La Iaaf ha deciso di non revocare la sospensione imposta a novembre alla federatletica russa per lo scandalo doping: niente Giochi Olimpici. Dura reazione del ministro dello sport russo, Vitaly Mutko: “Infranti i sogni degli atleti puliti”
MOSCA – Niente Rio 2016 per la Federazione russa di atletica leggera. La Iaaf, federazione mondiale di atletica leggera, riunitasi venerdì a Vienna con il consiglio presieduto dal norvegese Rune Andersen, intende dunque proseguire la sospensione della federazione russa comminata a novembre, causa i molteplici casi doping emersi in occasione dell’indagine da parte della commissione indipendente della Wada. La notizia è stata anticipata dal segretario generale della Federazione russa di atletica leggera, Mikhail Butov all’agenzia di stampa ‘Tass’. “Sono in grado di confermarlo, la sospensione è mantenuta, al momento non sono in grado di rilasciare ulteriori commenti”.

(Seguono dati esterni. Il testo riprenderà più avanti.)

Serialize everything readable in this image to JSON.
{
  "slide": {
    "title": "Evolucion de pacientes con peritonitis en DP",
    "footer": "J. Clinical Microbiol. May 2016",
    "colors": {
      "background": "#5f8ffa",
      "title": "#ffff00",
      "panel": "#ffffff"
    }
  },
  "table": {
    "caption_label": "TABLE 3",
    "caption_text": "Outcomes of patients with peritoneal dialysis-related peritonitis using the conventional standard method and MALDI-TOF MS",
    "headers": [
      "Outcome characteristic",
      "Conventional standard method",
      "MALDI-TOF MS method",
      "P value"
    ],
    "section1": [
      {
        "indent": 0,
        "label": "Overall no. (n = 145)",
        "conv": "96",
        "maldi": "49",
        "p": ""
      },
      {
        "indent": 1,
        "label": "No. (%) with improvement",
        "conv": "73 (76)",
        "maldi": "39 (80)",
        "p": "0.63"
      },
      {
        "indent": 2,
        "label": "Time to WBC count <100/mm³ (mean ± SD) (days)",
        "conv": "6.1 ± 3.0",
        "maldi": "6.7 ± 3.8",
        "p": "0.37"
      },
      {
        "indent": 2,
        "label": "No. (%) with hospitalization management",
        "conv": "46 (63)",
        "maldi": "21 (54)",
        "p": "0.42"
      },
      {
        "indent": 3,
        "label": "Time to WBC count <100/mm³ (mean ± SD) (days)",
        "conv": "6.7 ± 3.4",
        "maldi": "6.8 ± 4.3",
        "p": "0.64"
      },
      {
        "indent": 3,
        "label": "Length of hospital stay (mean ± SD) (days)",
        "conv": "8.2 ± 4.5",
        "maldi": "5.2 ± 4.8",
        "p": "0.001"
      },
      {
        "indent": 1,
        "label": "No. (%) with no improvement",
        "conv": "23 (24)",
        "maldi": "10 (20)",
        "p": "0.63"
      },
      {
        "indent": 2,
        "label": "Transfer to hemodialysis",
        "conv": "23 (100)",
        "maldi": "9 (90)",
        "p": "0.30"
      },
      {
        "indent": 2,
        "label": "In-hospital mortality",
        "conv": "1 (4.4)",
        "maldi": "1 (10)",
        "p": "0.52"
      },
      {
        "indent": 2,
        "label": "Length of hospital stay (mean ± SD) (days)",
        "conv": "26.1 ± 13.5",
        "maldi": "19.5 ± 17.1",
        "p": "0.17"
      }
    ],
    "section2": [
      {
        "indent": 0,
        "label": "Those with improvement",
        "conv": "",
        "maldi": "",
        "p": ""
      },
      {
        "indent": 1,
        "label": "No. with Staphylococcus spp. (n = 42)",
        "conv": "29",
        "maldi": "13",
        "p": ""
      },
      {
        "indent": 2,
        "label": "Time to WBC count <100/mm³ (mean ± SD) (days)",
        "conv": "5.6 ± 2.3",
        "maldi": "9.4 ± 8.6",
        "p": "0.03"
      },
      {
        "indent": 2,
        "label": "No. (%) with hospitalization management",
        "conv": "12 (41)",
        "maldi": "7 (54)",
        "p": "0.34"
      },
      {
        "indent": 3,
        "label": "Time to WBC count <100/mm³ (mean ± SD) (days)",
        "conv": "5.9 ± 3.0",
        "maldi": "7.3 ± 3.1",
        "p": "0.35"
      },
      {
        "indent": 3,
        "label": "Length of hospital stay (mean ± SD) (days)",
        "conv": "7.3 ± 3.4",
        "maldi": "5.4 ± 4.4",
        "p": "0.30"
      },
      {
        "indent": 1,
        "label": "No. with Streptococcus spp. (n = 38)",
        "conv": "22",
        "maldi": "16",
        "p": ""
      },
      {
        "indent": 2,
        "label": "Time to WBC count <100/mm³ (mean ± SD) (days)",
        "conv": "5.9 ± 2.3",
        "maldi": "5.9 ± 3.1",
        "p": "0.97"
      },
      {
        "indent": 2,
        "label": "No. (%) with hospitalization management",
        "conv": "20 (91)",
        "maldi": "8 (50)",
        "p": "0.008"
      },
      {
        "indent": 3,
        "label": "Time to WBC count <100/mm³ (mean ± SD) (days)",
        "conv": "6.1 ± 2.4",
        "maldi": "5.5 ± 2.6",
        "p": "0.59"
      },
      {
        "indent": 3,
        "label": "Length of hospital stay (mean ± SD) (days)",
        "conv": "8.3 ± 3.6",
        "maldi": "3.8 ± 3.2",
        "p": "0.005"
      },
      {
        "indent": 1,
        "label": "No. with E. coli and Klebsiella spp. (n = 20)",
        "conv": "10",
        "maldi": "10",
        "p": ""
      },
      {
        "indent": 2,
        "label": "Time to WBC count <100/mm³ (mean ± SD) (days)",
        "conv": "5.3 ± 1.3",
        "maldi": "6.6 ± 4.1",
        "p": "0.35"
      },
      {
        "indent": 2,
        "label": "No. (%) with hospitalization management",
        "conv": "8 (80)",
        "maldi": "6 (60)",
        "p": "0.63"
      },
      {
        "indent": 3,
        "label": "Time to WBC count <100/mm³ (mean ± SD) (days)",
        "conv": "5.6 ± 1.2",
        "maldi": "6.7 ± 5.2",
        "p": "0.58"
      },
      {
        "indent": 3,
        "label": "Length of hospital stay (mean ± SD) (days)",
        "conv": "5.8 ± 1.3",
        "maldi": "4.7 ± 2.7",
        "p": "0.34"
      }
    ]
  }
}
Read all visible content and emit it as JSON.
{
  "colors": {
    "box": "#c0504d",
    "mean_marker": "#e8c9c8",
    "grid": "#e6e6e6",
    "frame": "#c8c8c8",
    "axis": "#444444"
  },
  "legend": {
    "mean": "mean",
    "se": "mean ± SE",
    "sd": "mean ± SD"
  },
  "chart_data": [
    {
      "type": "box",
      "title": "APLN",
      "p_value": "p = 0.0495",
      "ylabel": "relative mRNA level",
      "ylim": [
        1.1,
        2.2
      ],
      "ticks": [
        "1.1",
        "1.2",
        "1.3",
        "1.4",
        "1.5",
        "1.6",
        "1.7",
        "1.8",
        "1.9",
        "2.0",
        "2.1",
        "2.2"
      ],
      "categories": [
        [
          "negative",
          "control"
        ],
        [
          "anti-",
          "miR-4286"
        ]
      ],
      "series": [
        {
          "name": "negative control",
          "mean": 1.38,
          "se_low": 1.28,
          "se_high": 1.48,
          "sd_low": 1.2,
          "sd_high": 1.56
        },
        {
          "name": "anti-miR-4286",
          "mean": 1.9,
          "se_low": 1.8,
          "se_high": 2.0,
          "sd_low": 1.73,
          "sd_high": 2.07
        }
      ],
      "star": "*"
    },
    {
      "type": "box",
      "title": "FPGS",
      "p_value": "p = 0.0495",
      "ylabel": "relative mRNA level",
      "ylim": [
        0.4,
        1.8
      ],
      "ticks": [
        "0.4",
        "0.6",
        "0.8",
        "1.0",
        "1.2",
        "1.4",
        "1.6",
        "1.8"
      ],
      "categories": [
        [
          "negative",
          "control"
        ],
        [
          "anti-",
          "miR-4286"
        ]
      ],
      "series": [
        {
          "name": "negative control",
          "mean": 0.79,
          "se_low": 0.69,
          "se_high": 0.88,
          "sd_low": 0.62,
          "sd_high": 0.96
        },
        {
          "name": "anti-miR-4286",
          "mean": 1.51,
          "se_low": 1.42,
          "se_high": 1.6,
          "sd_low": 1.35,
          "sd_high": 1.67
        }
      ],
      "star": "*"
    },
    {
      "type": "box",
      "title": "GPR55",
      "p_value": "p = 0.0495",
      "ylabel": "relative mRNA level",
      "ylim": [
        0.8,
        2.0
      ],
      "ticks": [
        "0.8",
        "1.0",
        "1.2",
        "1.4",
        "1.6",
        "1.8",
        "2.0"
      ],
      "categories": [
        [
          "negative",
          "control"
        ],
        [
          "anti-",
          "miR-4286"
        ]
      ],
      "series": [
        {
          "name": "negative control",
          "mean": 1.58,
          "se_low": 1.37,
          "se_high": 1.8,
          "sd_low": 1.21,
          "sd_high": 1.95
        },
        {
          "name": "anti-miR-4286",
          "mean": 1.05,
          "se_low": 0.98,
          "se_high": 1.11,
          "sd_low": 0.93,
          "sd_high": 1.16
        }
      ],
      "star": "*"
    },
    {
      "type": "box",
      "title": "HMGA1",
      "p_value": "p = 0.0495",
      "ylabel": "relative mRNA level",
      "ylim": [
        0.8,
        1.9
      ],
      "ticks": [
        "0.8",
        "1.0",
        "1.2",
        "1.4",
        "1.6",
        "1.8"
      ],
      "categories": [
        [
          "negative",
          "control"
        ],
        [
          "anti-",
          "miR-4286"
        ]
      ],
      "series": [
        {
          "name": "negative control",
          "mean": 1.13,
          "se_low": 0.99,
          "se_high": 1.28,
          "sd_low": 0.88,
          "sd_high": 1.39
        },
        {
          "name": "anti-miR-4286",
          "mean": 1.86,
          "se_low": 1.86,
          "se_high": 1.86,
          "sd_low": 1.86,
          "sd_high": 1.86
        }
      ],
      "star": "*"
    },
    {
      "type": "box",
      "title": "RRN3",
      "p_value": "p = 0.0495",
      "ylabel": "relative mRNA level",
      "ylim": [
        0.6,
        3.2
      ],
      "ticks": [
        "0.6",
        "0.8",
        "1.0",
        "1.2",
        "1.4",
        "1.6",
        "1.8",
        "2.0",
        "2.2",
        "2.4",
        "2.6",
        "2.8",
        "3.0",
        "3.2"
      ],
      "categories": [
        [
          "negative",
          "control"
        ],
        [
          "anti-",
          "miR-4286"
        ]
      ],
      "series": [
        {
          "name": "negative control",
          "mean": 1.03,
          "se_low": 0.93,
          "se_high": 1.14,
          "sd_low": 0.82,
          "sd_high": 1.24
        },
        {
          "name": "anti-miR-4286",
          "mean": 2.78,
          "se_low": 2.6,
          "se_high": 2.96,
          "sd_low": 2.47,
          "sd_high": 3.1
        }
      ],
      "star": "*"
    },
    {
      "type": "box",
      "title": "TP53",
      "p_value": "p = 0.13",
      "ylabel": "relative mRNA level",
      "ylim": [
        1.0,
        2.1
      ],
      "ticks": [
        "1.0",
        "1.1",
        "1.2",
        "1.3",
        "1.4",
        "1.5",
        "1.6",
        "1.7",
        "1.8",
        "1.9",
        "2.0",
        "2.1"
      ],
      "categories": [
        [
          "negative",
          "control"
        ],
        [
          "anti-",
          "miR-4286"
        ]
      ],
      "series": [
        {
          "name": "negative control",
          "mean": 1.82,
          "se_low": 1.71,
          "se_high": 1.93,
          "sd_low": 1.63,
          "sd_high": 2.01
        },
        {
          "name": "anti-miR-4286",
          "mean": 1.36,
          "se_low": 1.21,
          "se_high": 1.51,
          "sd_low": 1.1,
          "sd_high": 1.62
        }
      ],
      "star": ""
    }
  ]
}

Ha invece parlato, esprimendo il proprio malcontento, il ministro dello sport russo, Vitali Mutko: “La squalifica della federazione russa di atletica leggera era aspettata, lo si poteva prevedere. Reagiremo”. Poi l’attacco alla Iaaf: “Siamo estremamente dispiaciuti dalla decisione della Iaaf di confermare la squalifica di tutti i nostri atleti, creando una situazione senza precedenti in cui gli atleti di un’intera nazione vengono esclusi dalle Olimpiadi. I sogni degli atleti puliti vengono distrutti per colpa del comportamento riprovevole di altri atleti e dirigenti. Adesso ci appelliamo ai membri del Cio perché considerino non solo l’impatto che l’esclusione dei nostri atleti avrà sui loro sogni e sul popolo russo ma anche il fatto che le stesse Olimpiadi saranno sminuite dalla loro assenza”. La storia dunque non sembra finita qui. Ma Rio è sempre più lontana per gli atleti russi.